The downside of course is that it has nothing to do with today's access operator anymore and we would dump all of that if we decide to change the direction 😉

[albundy83]

Ah you are right but maybe a simple annotation at KafkaUser level with the list of allowed namespaces... :)

[katheris]

Hey @scholzj I've been thinking about this, and re-reading your comment. I wonder if this could be addressed within the existing Kafka Access Operator by changing the API to allow the Kafka Access CR to include a single, or maybe even list of namespaces. So as you say running the Kafka Access Operator right where the Kafka and KafkaUser CRs are, but then specifying in the Kafka Access which namespace to push credentials to.

For users that aren't using the KafkaUser CR this would work well, and for those that are using the KafkaUser CR we could additionally consider an annotation on the KafkaUser CR that the Access Operator reacts to. I don't think this would necessarily require a big change to the operator, since it already watches all the relevant resources, but if the community thought this was a good idea we could investigate.
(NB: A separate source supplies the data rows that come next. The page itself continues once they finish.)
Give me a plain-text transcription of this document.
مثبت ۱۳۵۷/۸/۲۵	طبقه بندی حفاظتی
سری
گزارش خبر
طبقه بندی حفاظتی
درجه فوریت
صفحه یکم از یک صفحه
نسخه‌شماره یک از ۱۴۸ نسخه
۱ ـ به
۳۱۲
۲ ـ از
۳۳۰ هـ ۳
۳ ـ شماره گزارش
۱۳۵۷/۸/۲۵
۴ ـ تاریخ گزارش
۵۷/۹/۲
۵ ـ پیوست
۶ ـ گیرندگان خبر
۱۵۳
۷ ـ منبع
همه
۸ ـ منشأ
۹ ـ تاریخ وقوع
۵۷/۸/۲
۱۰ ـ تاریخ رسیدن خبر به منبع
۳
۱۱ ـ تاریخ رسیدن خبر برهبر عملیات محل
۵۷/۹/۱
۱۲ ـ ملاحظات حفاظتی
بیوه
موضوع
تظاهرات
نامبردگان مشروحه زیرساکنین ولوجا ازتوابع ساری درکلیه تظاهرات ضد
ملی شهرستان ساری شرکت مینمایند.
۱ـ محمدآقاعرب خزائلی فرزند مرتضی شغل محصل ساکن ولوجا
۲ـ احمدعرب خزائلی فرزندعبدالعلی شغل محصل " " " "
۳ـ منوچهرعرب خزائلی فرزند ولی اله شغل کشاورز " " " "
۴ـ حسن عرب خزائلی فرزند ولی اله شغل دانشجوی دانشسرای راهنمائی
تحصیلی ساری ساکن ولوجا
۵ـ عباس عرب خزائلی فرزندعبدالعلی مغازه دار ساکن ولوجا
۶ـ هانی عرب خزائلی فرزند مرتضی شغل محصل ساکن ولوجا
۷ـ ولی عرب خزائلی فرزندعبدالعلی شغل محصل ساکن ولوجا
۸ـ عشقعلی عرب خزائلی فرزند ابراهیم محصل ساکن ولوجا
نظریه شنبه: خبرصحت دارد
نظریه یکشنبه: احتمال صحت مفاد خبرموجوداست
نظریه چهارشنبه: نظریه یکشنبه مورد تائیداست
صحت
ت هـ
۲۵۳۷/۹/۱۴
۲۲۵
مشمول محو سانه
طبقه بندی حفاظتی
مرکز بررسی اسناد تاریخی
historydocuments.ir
Also once the work to support remote cluster is done the Access Operator could even push credentials out to a remote cluster.

What do you think?

[albundy83]

I like this idea :)

[katheris]

Triaged on 19.2.2026: The general consensus in the community is that changes to for example do a more push based model could be useful, however non of the maintainers have capacity to pick this up at the moment, so we will leave this issue open for the future or for a community member to pick up.

This would need a proposal for any changes.